At the same time European coppers swooped on several sites seizing servers expected to contain more evidence about the leaders of the ZeroAccess crime ring, which was devoted to "click fraud." ZeroAccess use botnets that click on ads without the computer owners' knowledge. The schemes cheat advertisers on search engines including Ballmer’s Bing by making them pay for interactions that have no chance of leading to a sale. Microsoft said the botnet had been costing advertisers on Bing, Google and Yahoo an estimated $2.7 million monthly.
It is the eighth time Microsoft has moved against a botnet and a rare instance of it doing serious damage to one that is controlled with a peer-to-peer mechanism, where infected machines give each other instructions instead of relying on a central server that defenders can hunt down and disable.
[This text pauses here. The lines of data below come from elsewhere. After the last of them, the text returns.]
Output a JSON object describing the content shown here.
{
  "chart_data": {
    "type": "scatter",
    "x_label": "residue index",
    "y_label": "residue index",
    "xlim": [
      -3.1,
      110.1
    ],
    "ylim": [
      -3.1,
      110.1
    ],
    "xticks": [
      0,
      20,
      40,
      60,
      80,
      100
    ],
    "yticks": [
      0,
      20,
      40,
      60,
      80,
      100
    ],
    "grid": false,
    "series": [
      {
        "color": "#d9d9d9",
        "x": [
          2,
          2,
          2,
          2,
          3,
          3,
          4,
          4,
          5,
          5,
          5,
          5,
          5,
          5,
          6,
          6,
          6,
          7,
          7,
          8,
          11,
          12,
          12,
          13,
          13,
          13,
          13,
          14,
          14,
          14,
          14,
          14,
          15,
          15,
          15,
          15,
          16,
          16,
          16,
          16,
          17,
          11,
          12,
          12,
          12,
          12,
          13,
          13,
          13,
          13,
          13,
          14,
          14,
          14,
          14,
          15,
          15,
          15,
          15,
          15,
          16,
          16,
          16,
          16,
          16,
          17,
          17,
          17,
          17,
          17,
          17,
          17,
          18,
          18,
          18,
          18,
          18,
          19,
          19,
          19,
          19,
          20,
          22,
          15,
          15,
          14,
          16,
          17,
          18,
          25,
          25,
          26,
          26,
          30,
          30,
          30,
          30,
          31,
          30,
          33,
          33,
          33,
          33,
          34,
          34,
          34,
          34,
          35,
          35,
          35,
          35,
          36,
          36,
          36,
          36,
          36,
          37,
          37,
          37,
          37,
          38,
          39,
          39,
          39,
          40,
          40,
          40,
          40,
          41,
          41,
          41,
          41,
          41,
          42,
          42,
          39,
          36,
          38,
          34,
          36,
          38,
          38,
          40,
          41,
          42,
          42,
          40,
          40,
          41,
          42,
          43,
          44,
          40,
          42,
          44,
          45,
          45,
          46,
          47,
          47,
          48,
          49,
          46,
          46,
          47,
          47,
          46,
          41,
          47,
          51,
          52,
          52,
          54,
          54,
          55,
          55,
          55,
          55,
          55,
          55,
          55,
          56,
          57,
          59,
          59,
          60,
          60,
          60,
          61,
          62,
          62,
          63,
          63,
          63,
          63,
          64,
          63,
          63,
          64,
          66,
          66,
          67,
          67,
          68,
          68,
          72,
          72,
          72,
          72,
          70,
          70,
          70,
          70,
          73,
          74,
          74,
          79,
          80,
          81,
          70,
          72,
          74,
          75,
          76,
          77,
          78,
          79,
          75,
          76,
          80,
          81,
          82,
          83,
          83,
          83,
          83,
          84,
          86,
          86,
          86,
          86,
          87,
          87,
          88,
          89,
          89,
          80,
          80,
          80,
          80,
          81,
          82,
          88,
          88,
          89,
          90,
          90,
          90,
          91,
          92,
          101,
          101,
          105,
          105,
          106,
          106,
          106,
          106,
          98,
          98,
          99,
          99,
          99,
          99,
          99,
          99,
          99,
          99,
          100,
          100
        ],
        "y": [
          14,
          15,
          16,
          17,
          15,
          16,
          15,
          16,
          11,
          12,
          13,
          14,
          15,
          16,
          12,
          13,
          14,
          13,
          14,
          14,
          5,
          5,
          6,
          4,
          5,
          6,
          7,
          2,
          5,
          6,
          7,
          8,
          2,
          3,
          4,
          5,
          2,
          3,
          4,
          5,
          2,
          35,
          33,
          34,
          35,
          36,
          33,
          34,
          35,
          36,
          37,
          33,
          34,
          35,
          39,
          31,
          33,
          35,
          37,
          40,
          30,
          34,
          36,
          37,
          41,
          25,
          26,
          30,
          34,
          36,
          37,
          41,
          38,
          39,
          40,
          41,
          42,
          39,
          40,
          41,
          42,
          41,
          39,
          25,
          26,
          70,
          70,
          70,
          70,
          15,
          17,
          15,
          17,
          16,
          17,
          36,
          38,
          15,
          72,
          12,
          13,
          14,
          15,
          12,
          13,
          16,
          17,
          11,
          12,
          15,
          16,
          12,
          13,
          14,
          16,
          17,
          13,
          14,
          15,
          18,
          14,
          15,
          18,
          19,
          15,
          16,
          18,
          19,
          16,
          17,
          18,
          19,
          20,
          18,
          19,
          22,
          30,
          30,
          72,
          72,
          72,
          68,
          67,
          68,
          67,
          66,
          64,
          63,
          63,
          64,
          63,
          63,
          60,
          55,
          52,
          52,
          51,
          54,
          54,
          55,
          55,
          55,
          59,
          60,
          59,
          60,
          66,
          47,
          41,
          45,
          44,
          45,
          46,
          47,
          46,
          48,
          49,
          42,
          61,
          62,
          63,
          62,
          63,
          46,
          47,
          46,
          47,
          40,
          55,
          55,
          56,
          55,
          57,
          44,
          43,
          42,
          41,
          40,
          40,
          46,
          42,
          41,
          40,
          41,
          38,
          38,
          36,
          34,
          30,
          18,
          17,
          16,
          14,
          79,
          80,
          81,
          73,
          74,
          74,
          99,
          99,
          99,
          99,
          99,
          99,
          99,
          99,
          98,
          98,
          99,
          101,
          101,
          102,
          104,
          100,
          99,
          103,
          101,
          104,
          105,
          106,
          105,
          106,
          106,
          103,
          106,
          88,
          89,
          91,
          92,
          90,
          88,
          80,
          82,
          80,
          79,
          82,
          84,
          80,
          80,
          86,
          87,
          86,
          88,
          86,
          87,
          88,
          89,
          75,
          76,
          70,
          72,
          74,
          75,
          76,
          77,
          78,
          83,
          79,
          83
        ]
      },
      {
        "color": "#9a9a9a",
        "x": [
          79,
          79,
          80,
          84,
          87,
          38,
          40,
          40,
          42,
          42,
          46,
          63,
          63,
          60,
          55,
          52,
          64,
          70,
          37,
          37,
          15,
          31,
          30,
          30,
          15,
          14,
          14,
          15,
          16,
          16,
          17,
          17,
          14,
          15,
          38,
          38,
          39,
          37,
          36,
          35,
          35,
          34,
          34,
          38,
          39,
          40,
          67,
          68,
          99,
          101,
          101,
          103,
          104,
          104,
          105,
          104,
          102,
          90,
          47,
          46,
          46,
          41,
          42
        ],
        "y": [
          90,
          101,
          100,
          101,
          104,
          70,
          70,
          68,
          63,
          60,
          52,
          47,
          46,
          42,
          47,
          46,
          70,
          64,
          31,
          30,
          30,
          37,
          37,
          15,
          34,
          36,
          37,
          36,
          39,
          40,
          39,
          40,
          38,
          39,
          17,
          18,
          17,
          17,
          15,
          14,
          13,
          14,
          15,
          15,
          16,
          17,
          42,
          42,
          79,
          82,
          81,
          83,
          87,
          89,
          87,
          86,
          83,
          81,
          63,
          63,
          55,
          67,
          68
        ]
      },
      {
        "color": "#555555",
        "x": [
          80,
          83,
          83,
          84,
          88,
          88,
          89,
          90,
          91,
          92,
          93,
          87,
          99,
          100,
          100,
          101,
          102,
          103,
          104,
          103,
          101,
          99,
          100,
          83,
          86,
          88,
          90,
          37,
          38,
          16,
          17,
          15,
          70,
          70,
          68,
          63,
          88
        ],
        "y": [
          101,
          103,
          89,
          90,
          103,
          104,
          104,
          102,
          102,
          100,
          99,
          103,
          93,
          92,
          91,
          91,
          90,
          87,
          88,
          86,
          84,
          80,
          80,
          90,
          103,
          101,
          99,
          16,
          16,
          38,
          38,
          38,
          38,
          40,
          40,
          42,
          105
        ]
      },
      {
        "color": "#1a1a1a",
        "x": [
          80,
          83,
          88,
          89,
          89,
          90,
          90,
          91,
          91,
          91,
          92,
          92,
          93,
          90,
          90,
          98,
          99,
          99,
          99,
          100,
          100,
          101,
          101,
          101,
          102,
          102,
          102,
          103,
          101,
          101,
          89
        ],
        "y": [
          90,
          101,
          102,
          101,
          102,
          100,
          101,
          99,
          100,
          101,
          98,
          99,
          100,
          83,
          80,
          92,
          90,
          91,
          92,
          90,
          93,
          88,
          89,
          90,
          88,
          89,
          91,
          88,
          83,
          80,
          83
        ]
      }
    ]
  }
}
Apparently, the ZeroAccess botnet was weakened by the fact that the code in the infected machines told them to reach out to one of the 18 numeric Internet addresses for details on which ads to click. Microsoft tracked down these servers and obtained court orders.
Microsoft has been sharing evidence with the FBI and Europol, the continent's law enforcement coordinating service. National agencies took part in seizure actions in Germany, Switzerland, Latvia, Luxembourg, and the Netherlands.
The operators of the botnet are believed to be in Russia.